Thesis Defense

 

"Quantifying Uncertainty in Data Exploration"

Yeounoh Chung

Friday, November 9, 2018 at 1:00 P.M.

Room 101 (CIT 1st Floor)

In the age of big data, uncertainty in data constantly grows with its volume, variety and velocity. Data is noisy, biased and error-prone. Compounding the problem of uncertain data is uncertainty in data analysis. A typical end-to-end data analysis pipeline involves cleaning and processing the data, summarizing different characteristics and running more complex machine learning algorithms to extract interesting patterns. The problem is that, all the steps are error-prone and imperfect. From the input data to the output results, uncertainty propagates and compounds. This thesis addresses such problems of uncertainty in data analysis.

First, it is shown how uncertainty in a form of missing unknown data items can affects aggregate query results, which are very common in exploratory data analysis. It is challenging to make sure that we have collected all the important data items to derive correct data analysis, especially when we deal with real-world big data; there is always a chance that some items of unknown impacts are missing from the collected data set. To this end, sound techniques to derive aggregate queries with the \emph{open-world assumption} (the data set may or may not be complete) are proposed.

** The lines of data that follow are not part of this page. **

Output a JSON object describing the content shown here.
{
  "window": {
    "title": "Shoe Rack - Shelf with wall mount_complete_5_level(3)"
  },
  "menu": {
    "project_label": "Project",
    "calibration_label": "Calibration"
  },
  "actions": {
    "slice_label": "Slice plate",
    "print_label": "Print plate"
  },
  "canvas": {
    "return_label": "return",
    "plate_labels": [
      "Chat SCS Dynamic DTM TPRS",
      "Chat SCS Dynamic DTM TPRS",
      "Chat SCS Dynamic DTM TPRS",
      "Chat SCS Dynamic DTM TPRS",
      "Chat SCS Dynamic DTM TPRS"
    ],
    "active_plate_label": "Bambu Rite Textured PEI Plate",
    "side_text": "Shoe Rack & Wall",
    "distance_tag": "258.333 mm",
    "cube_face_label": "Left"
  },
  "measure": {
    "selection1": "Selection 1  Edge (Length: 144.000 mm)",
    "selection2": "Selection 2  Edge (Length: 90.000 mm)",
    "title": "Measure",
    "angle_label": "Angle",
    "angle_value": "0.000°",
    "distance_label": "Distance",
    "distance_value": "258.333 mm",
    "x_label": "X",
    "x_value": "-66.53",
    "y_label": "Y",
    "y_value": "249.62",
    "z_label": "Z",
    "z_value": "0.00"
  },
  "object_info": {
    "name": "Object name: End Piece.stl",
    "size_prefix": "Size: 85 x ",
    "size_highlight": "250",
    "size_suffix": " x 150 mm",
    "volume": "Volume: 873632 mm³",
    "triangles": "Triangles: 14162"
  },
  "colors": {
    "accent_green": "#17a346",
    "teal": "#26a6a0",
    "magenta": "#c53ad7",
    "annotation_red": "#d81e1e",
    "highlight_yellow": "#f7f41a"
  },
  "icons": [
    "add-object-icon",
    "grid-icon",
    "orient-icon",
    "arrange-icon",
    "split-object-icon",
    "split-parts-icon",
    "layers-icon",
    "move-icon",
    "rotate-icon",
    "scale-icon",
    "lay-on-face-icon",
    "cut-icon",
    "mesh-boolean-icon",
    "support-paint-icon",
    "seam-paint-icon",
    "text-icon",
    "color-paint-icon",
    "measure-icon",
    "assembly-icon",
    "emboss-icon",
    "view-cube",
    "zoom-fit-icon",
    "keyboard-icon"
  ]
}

Next, uncertainty in the form of data errors is examined. It is almost guaranteed that any real-world data sets contain some forms of data error. This is an important source of uncertainty in data analysis because those errors would almost surely corrupt the final analysis results. Unfortunately, there has not been much work to measure the quality of data in terms of the number of remaining data errors in the data set. The data cleaning best practices basically employ a number of (orthogonal) data cleaning techniques, algorithms or human/crowd workers in a hope that the increased cleaning efforts would result in a perfectly clean data set. To guide such cleaning efforts, techniques to estimate the number of undetected remaining errors in a data set are proposed.

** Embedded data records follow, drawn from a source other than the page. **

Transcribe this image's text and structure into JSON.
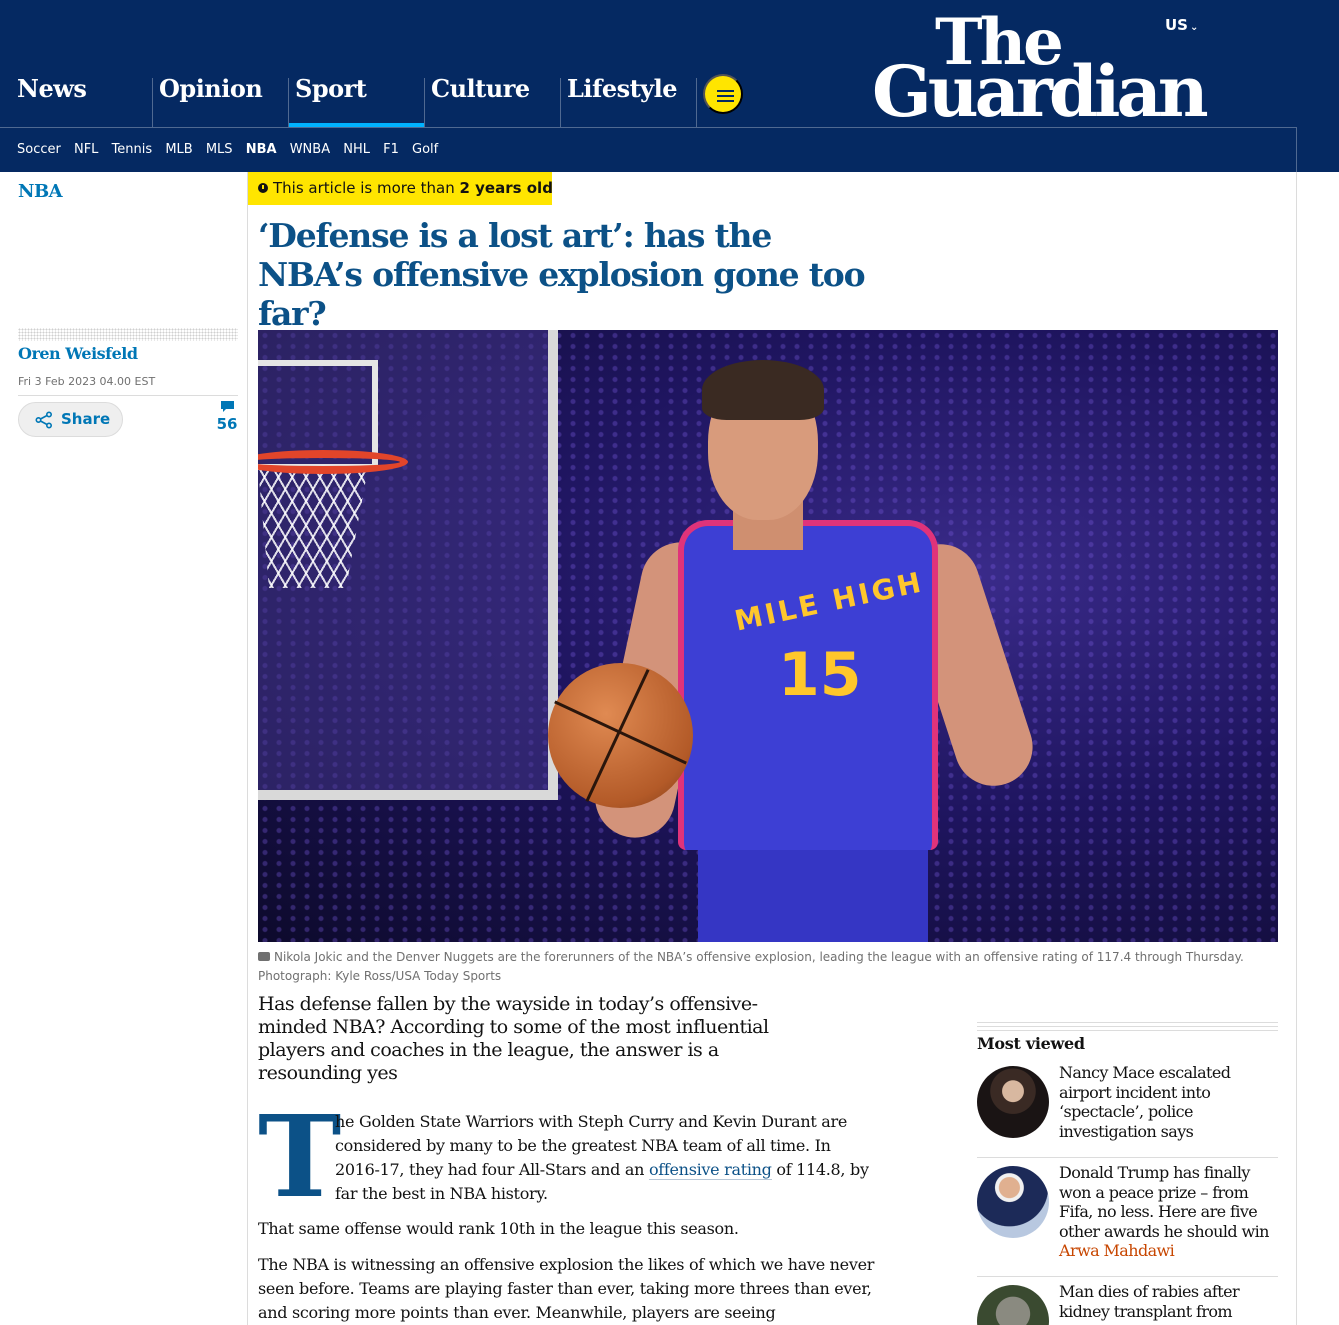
{
  "header": {
    "edition": "US",
    "logo_line1": "The",
    "logo_line2": "Guardian",
    "pillars": [
      {
        "label": "News"
      },
      {
        "label": "Opinion"
      },
      {
        "label": "Sport",
        "active": true
      },
      {
        "label": "Culture"
      },
      {
        "label": "Lifestyle"
      }
    ],
    "subnav": [
      "Soccer",
      "NFL",
      "Tennis",
      "MLB",
      "MLS",
      "NBA",
      "WNBA",
      "NHL",
      "F1",
      "Golf"
    ],
    "subnav_current": "NBA"
  },
  "sidebar": {
    "section": "NBA",
    "author": "Oren Weisfeld",
    "date": "Fri 3 Feb 2023 04.00 EST",
    "share_label": "Share",
    "comment_count": "56"
  },
  "article": {
    "age_prefix": "This article is more than ",
    "age_value": "2 years old",
    "headline": "‘Defense is a lost art’: has the NBA’s offensive explosion gone too far?",
    "caption": "Nikola Jokic and the Denver Nuggets are the forerunners of the NBA’s offensive explosion, leading the league with an offensive rating of 117.4 through Thursday. Photograph: Kyle Ross/USA Today Sports",
    "jersey_text": "MILE HIGH",
    "jersey_number": "15",
    "standfirst": "Has defense fallen by the wayside in today’s offensive-minded NBA? According to some of the most influential players and coaches in the league, the answer is a resounding yes",
    "dropcap": "T",
    "para1_before": "he Golden State Warriors with Steph Curry and Kevin Durant are considered by many to be the greatest NBA team of all time. In 2016-17, they had four All-Stars and an ",
    "para1_link": "offensive rating",
    "para1_after": " of 114.8, by far the best in NBA history.",
    "para2": "That same offense would rank 10th in the league this season.",
    "para3": "The NBA is witnessing an offensive explosion the likes of which we have never seen before. Teams are playing faster than ever, taking more threes than ever, and scoring more points than ever. Meanwhile, players are seeing"
  },
  "most_viewed": {
    "title": "Most viewed",
    "items": [
      {
        "headline": "Nancy Mace escalated airport incident into ‘spectacle’, police investigation says",
        "author": ""
      },
      {
        "headline": "Donald Trump has finally won a peace prize – from Fifa, no less. Here are five other awards he should win",
        "author": "Arwa Mahdawi"
      },
      {
        "headline": "Man dies of rabies after kidney transplant from",
        "author": ""
      }
    ]
  },
  "colors": {
    "brand_navy": "#052962",
    "headline_blue": "#0c5187",
    "link_blue": "#0077b6",
    "highlight_yellow": "#ffe500",
    "opinion_orange": "#c74600"
  }
}
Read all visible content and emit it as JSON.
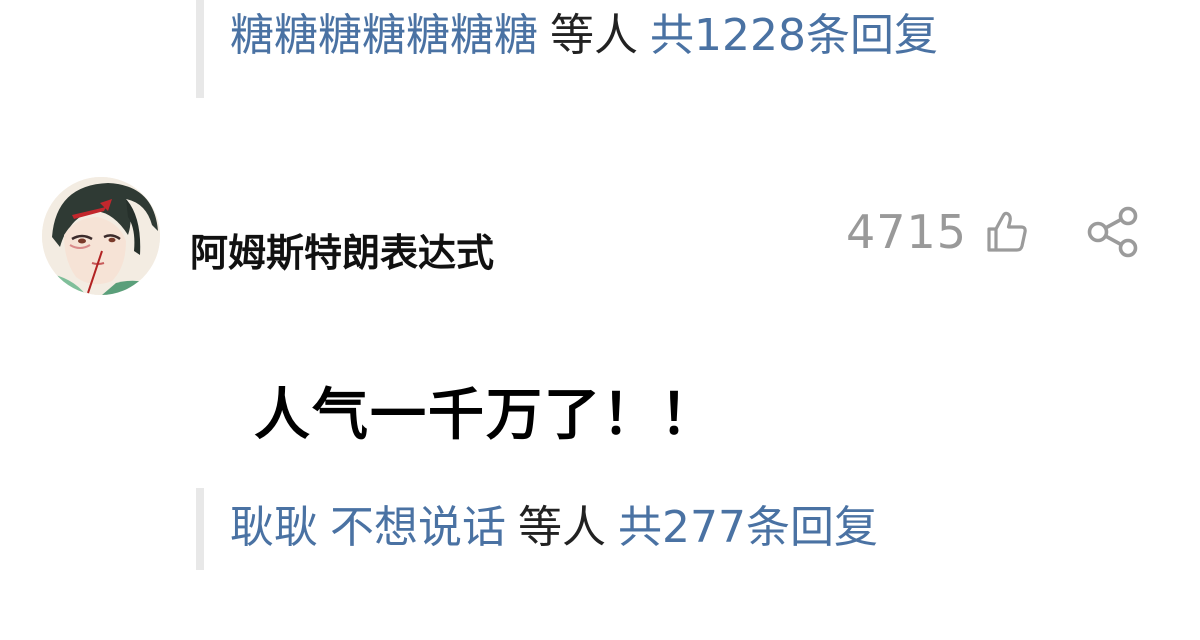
{
  "top_reply_preview": {
    "users": "糖糖糖糖糖糖糖",
    "suffix": "等人",
    "count_text": "共1228条回复"
  },
  "comment": {
    "username": "阿姆斯特朗表达式",
    "like_count": "4715",
    "text": "人气一千万了！！"
  },
  "bottom_reply_preview": {
    "user1": "耿耿",
    "user2": "不想说话",
    "suffix": "等人",
    "count_text": "共277条回复"
  },
  "colors": {
    "link": "#4a72a3",
    "muted": "#999999",
    "text": "#111111",
    "border": "#e8e8e8"
  },
  "icons": {
    "like": "thumbs-up-icon",
    "share": "share-icon"
  }
}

Lastly, a couple of uncertainty problems related to machine learning (ML) model quality are addressed. ML is one of the most popular tools for learning and making predictions on data. For its use, ensuring good ML model quality leads to more accurate and reliable data analysis results. The most common practice for model quality control is to consider various test performance metrics on separate validation data sets; however, the problem is that the overall performance metrics can fail to reflect the performance on smaller subsets of the data. At the same time, evaluating the model on all possible subsets of the data is prohibitively expensive, which is one of the key challenges in solving this uncertainty problem. Furthermore, missing unknown data items can also degrade the quality of the model. The challenge is that most ML/inference models can perform badly on unseen instances, if similar cases are not learned during training.

Host: Professor Tim Kraska